Pipeline execution started with ARN: arn:aws:sagemaker:us-west-2:123456789012:pipeline/MySimplePipeline/execution/xxxxxxxx-xxxx-xxxx-xxxx-xxxxxxxxxxxx

⚠️

Common Pitfalls

Common mistakes when using SageMaker pipelines include:

Not specifying the correct role with permissions for SageMaker operations.
Forgetting to provide required inputs or outputs for processing and training steps.
Using incompatible instance types or missing the sagemaker_session parameter.
Not handling pipeline parameters properly, which reduces pipeline flexibility.
Trying to run pipelines without uploading scripts or data to accessible S3 locations.
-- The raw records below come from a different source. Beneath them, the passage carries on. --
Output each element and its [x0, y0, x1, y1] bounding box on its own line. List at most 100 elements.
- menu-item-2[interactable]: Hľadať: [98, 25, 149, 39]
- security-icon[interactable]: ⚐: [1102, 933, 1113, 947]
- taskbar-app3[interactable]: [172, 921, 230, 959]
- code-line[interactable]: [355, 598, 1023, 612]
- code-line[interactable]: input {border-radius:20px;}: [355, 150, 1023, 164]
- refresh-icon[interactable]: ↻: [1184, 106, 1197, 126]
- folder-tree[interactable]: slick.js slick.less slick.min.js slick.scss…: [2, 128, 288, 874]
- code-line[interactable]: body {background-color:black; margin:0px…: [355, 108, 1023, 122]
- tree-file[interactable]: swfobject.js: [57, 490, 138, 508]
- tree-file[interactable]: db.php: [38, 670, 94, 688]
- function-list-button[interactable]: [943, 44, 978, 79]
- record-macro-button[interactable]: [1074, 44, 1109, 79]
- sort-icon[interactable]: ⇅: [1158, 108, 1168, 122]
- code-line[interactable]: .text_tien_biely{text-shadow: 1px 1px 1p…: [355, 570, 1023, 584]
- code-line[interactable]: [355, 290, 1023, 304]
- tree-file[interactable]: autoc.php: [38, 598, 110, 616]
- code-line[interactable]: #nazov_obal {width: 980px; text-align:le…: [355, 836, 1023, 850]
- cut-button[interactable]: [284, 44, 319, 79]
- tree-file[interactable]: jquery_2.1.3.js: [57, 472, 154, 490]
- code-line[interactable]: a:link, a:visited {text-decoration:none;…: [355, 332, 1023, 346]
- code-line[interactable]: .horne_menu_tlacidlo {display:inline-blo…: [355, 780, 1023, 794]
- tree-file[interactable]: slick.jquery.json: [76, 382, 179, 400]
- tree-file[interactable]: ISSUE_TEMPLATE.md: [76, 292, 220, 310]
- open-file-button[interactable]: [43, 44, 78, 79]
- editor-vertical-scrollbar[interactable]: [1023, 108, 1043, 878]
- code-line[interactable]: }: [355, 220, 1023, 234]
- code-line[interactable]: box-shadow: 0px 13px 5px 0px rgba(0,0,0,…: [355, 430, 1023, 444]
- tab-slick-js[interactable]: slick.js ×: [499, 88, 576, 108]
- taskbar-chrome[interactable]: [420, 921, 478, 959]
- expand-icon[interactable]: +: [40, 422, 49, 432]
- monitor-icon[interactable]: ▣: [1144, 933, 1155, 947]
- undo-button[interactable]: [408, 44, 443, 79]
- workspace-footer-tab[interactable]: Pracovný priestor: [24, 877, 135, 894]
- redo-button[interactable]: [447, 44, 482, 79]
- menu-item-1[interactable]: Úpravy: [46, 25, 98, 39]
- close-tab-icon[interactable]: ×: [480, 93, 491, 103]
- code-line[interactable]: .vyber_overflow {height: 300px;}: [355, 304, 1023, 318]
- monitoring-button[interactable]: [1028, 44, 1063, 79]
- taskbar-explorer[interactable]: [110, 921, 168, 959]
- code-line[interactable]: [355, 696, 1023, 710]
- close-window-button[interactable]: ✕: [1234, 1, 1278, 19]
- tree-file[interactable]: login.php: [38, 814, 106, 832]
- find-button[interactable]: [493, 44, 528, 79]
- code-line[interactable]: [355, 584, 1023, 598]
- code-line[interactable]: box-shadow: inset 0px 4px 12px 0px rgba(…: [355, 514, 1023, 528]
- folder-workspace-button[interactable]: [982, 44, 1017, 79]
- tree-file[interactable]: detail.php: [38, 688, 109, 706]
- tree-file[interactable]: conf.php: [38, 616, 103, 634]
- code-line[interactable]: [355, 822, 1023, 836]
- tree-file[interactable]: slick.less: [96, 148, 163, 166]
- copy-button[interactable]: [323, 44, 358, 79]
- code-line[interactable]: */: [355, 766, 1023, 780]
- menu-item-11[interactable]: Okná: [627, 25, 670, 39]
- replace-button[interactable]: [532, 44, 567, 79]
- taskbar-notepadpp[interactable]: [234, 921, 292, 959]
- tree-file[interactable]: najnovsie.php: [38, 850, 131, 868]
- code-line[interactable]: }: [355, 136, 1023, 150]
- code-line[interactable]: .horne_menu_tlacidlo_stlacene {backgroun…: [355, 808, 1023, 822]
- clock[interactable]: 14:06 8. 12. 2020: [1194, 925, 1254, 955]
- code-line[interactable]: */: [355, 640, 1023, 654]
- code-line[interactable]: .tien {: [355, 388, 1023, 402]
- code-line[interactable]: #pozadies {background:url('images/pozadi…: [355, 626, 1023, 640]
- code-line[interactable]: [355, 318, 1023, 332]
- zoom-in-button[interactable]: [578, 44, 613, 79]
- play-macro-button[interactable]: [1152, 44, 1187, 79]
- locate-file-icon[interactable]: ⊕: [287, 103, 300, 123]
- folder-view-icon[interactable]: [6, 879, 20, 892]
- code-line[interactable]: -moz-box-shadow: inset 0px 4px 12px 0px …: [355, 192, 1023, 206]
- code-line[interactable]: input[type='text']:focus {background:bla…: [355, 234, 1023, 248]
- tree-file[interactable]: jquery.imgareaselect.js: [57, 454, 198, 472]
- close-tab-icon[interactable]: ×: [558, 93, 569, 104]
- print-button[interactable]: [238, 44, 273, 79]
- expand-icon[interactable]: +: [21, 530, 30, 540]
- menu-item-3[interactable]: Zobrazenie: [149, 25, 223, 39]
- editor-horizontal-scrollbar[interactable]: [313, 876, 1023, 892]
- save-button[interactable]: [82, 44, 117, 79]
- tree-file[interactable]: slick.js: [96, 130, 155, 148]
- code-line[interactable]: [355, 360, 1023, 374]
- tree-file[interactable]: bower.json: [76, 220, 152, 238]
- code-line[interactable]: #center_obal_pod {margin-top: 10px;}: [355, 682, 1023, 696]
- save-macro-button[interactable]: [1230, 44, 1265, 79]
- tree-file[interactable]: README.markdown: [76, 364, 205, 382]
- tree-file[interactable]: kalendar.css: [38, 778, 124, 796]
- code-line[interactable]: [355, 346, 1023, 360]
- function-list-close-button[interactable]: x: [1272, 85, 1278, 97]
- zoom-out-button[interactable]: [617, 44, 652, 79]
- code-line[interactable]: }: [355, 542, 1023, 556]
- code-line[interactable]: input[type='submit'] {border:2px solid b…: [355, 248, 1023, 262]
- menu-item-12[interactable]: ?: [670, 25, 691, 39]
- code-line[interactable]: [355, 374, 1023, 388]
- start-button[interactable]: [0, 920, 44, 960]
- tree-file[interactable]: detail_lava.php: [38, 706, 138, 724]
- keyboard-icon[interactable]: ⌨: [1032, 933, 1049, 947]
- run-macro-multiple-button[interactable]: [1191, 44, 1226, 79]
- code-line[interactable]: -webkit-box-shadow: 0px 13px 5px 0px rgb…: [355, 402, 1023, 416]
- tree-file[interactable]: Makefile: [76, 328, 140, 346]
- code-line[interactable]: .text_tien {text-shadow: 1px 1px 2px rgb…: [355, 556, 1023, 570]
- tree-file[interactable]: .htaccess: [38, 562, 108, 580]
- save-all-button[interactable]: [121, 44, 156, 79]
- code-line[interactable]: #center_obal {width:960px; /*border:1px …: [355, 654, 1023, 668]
Always check AWS IAM permissions and ensure all resources are accessible.

python

from sagemaker.workflow.pipeline import Pipeline
from sagemaker.workflow.steps import ProcessingStep
from sagemaker.processing import ScriptProcessor

# Wrong: Missing role parameter
script_processor = ScriptProcessor(
    command=['python3'],
    image_uri='my-image',
    instance_count=1,
    instance_type='ml.m5.xlarge'
)

# Right: Include role with permissions
script_processor = ScriptProcessor(
    command=['python3'],
    image_uri='my-image',
    role='SageMakerRole',
    instance_count=1,
    instance_type='ml.m5.xlarge'
)

📊

Quick Reference

SageMaker Pipelines Cheat Sheet:

Component	Description
`Pipeline`	Defines the workflow with ordered steps.
`ProcessingStep`	Runs data processing scripts.
`TrainingStep`	Trains ML models using estimators.
`ModelStep`	Creates model objects for deployment.
`Parameters`	Make pipelines flexible and reusable.
`start()`	Runs the pipeline asynchronously.

Component	Description
Pipeline	Defines the workflow with ordered steps.
ProcessingStep	Runs data processing scripts.
TrainingStep	Trains ML models using estimators.
ModelStep	Creates model objects for deployment.
Parameters	Make pipelines flexible and reusable.
start()	Runs the pipeline asynchronously.

✅

Key Takeaways

Define your ML workflow as a sequence of steps using SageMaker Pipeline and step classes.

Always specify the correct IAM role and ensure all scripts and data are accessible in S3.

Use pipeline parameters to make your workflows flexible and reusable.

Run pipelines with the start() method to execute all steps automatically.

Check for common errors like missing roles or inputs to avoid pipeline failures.